(498b) CFD Predictions of Power Dissipation and Related Hydrodynamic Effects for a Retreat-Bladed Impeller in a Stirred Vessel Under Different Baffling Configuration | AIChE

(498b) CFD Predictions of Power Dissipation and Related Hydrodynamic Effects for a Retreat-Bladed Impeller in a Stirred Vessel Under Different Baffling Configuration


Sirasitthichoke, C. - Presenter, New Jersey Institute of Technology
Armenante, P., New Jersey Institute of Technology
The manufacture of active pharmaceutical ingredient (API) in the pharmaceutical industry typically involves a number of fluid mixing and reaction operations, many of which are conducted in mechanically stirred, glass-lined tanks and reactors provided with a torispherical bottom and equipped with a single baffle and a retreat-blade impeller (RBI). The use of glass lining is critical to provide corrosion resistance, allow ease of cleanliness, and reduce product contamination. Still it requires coating with glass not just the internal wall of the tank, but also all components that may come in contact with the liquid contents, including the impeller and the baffles. This often results in the use of partial baffling, typically a beavertail baffle, which is mounted from the top of the reactor and inserted between the shaft and the tank wall. However, in other industrially relevant systems the more conventional four vertical baffles are mounted on the vessel wall, although in some pharmaceutical product manufacturing and applications (e.g., crystallization, biopharmaceutical processes, solid suspensions, etc.) unbaffled stirred vessels can also be found.

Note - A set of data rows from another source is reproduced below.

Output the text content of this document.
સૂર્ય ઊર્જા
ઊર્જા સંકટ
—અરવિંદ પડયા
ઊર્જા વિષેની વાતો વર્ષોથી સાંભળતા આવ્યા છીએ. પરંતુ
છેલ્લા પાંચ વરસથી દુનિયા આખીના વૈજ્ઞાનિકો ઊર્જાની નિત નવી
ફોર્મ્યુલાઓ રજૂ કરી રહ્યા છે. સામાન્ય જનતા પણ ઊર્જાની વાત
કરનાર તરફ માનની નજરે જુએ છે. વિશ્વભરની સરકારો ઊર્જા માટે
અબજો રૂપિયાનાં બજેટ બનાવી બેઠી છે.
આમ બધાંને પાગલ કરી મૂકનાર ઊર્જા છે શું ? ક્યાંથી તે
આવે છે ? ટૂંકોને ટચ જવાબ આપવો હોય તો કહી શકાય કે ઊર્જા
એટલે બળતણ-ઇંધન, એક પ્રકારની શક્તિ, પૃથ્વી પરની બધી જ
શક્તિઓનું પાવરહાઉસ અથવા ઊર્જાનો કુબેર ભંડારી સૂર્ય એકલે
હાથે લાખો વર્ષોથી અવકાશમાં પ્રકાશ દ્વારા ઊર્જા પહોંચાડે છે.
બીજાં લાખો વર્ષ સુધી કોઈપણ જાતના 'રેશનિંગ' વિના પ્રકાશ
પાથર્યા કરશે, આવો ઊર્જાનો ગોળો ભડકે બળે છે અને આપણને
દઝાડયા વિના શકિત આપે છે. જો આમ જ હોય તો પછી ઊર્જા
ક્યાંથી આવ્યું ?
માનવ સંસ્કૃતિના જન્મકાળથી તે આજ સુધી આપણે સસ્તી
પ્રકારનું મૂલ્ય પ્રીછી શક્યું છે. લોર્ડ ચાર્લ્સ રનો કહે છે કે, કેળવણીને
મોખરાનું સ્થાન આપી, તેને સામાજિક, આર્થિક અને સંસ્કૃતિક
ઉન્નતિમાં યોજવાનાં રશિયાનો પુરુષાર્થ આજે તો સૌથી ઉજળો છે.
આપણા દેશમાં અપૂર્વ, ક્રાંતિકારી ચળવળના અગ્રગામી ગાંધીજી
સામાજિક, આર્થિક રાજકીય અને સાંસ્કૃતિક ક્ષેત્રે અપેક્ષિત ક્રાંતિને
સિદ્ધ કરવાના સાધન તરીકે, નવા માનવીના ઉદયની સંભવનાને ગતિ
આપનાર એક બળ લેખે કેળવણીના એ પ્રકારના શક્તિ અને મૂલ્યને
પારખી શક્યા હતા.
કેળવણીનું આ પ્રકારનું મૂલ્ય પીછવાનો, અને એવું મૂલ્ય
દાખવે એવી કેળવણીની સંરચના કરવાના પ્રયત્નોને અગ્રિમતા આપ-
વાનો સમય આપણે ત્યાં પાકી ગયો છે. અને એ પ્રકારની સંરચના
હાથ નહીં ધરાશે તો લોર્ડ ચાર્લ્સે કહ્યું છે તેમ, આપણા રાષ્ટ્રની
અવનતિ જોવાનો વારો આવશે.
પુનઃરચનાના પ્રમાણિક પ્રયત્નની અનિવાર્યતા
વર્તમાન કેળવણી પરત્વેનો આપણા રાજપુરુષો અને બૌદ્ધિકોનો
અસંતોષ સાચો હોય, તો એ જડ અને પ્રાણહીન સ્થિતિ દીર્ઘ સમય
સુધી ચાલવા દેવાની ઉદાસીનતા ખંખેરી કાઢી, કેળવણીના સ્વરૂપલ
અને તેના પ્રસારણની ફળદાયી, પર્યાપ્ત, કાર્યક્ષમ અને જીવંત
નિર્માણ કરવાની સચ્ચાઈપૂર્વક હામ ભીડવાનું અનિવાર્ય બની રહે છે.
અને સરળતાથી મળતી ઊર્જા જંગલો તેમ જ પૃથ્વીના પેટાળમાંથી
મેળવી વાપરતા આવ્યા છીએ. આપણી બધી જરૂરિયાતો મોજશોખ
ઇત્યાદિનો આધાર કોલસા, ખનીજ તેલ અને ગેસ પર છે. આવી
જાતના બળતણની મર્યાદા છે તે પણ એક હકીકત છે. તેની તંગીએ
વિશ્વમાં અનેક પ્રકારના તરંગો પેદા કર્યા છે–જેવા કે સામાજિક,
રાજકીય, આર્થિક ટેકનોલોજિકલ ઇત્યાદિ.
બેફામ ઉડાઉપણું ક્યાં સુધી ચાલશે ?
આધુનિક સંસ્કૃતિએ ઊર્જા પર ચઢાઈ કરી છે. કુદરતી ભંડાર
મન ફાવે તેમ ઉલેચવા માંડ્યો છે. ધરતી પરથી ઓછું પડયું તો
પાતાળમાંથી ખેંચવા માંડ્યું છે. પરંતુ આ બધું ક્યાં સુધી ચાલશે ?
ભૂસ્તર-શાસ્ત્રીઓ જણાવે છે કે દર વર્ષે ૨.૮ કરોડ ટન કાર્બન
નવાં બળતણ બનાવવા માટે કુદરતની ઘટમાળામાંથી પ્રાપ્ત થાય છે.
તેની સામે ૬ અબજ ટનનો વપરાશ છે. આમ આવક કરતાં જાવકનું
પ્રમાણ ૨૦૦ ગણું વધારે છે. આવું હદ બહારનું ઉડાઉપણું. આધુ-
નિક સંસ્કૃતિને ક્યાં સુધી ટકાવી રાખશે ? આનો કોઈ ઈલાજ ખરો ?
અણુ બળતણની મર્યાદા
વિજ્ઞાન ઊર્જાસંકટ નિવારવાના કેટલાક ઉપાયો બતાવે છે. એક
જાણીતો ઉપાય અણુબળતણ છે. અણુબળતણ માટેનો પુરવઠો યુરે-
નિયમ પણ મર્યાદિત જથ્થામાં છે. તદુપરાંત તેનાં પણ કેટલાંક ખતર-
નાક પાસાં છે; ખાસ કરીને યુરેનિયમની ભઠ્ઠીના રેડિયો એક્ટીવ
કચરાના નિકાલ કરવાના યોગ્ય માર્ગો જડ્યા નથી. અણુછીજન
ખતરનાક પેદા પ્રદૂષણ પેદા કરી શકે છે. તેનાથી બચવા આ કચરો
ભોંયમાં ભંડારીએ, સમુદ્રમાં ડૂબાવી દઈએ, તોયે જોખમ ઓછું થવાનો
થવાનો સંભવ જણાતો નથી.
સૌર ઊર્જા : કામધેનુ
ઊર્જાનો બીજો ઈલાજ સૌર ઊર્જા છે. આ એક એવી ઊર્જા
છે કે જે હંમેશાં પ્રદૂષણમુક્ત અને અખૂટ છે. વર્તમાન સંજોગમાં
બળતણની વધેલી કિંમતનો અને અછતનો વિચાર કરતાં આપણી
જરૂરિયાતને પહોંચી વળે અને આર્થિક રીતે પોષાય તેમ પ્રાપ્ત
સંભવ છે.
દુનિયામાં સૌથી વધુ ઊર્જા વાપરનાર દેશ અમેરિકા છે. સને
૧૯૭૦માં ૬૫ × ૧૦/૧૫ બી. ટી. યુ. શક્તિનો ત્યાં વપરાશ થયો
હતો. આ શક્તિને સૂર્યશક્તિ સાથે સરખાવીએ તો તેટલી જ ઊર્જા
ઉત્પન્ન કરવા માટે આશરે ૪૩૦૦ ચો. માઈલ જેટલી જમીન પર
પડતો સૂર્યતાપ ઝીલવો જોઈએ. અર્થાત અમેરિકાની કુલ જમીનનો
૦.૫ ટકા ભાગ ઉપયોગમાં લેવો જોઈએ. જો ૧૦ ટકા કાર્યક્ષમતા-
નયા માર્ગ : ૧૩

In previous work by our group, the power dissipated by the impeller, P, and the impeller Power Number, Po, which arecritical for scale-up purposes, especially when mass transfer operations are involved, were experimentally determined for systems commonly found in the pharmaceutical industry. This was achieved by measuring the power dissipated by an RBI under fully baffled, partially baffled, and unbaffled conditions, with different liquids, and under different hydrodynamic regimes (1<Re< 300,000) using a 61-Liter vessel that was built as an actual scaled-down replica of the glass-lined vessels typically used for API manufacturing in the pharmaceutical industry.

In our present work, Computational Fluid Dynamics (CFD) was utilized to conduct detailed hydrodynamic simulations for the same systems, not only to determine the flow features of the different systems computationally but also to obtain relevant critical quantities such as the power dissipation and Power Number. Simulations were conducted for a variety of baffling configurations and operating conditions using different CFD approaches, turbulence models, and simulation software. The results indicate that the computational predictions typically compared well with the experimental data in all cases, thus validating the CFD approach. The information provided by this approach to understanding the different fluid-dynamics features of vessel-baffling configurations and the relevant effect of operating parameters is clearly beneficial for the selection, design and use of suitable vessels and reactors for industrial applications, and it is expected to be of value to the industrial practice.